L’avenir se prépare dès à présent. Les objectifs de la fondatrice sont clairs et mesurables. Elle souhaite consolider les acquis tout en diversifiant les sources de revenus.

  • Organiser des événements ponctuels pour animer la boutique.
  • Développer davantage le pôle soins, véritable valeur ajoutée.
  • Pérenniser l’entreprise sur un horizon de deux ans.
  • Dégager un premier salaire dès cette nouvelle année.

La trésorerie reste le nerf de la guerre. « Je ne me dégage aucun salaire pour l’instant », précise-t-elle. Pour l’an 2, c’est l’objectif prioritaire. Une discipline financière stricte, indispensable à la pérennité du commerce.

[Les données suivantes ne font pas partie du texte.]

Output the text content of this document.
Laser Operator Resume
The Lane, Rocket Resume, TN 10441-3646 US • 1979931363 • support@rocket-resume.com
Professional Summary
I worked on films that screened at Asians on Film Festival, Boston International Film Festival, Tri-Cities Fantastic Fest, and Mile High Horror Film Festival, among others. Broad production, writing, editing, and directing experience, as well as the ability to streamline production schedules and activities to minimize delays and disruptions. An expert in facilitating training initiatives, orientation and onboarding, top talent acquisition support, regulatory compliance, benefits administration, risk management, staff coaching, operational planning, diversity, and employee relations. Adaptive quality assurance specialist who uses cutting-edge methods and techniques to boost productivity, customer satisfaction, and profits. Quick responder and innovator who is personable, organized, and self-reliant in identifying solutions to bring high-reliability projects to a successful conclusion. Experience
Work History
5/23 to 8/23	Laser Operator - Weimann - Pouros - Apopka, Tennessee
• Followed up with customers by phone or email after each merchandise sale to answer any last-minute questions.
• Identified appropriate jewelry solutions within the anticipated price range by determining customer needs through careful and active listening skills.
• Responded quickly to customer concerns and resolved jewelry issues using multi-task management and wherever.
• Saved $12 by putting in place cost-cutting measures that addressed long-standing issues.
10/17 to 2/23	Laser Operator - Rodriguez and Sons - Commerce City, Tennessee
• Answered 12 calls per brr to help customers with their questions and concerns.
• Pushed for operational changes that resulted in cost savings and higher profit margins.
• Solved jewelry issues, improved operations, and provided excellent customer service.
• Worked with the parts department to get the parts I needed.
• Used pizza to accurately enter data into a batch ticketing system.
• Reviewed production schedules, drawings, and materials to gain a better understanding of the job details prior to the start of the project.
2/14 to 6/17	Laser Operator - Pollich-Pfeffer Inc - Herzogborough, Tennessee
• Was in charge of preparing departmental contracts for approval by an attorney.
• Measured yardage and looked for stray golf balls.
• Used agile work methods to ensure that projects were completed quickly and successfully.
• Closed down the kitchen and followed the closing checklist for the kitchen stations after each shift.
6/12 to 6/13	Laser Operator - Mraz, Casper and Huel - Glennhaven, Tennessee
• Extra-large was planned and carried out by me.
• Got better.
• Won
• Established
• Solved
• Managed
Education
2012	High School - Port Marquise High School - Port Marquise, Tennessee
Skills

L’innovation locale et le dialogue avec la mairie

Le développement d’un commerce ne se fait jamais seul. Maylis Denizet entretient un dialogue constructif avec la Ville. Une réunion récente a réuni l’UCIA et la mairie autour d’un objectif commun. « On sent une volonté commune d’organiser des événements », se réjouit-elle.

La période de Noël représente une opportunité commerciale majeure. Selon elle, le potentiel reste sous-exploité dans le centre-ville. Des animations mieux pensées pourraient attirer plus de visiteurs. Cette synergie locale profiterait à tout le tissu commercial de Chaumont.

Prendre soin de soi pour mieux entreprendre

Quel est le conseil central de cette création d’entreprise ? Maylis Denizet le résume en une phrase. « Avant de prendre soin des clients, il faut prendre soin de soi. » Dans le tourbillon d’une première année, l’énergie devient une ressource rare et précieuse.

Cette hygiène de vie est un facteur clé de réussite. Elle permet d’encaisser les coups durs et de garder le cap. La fondatrice en a fait sa boussole.

Plaisirs de l’aventure Défis de l’aventure
Conseiller et partager son savoir-faire Gérer la partie administrative et comptable
Fidéliser grâce au bouche-à-oreille Faire face à l’incertitude de la fréquentation
Bénéficier d’un accompagnement CMA et bancaire Accepter de ne pas se verser de salaire en année 1
Construire un dialogue concret avec la mairie Maintenir un rythme de travail soutenu

Le chemin parcouru en douze mois est considérable. Maylis Denizet a transformé une intuition en un lieu de vie pour le centre-ville. Son projet incarne un entrepreneuriat féminin concret et déterminé. L’histoire de Lobélista confirme que la réussite se construit par étapes, avec patience et exigence.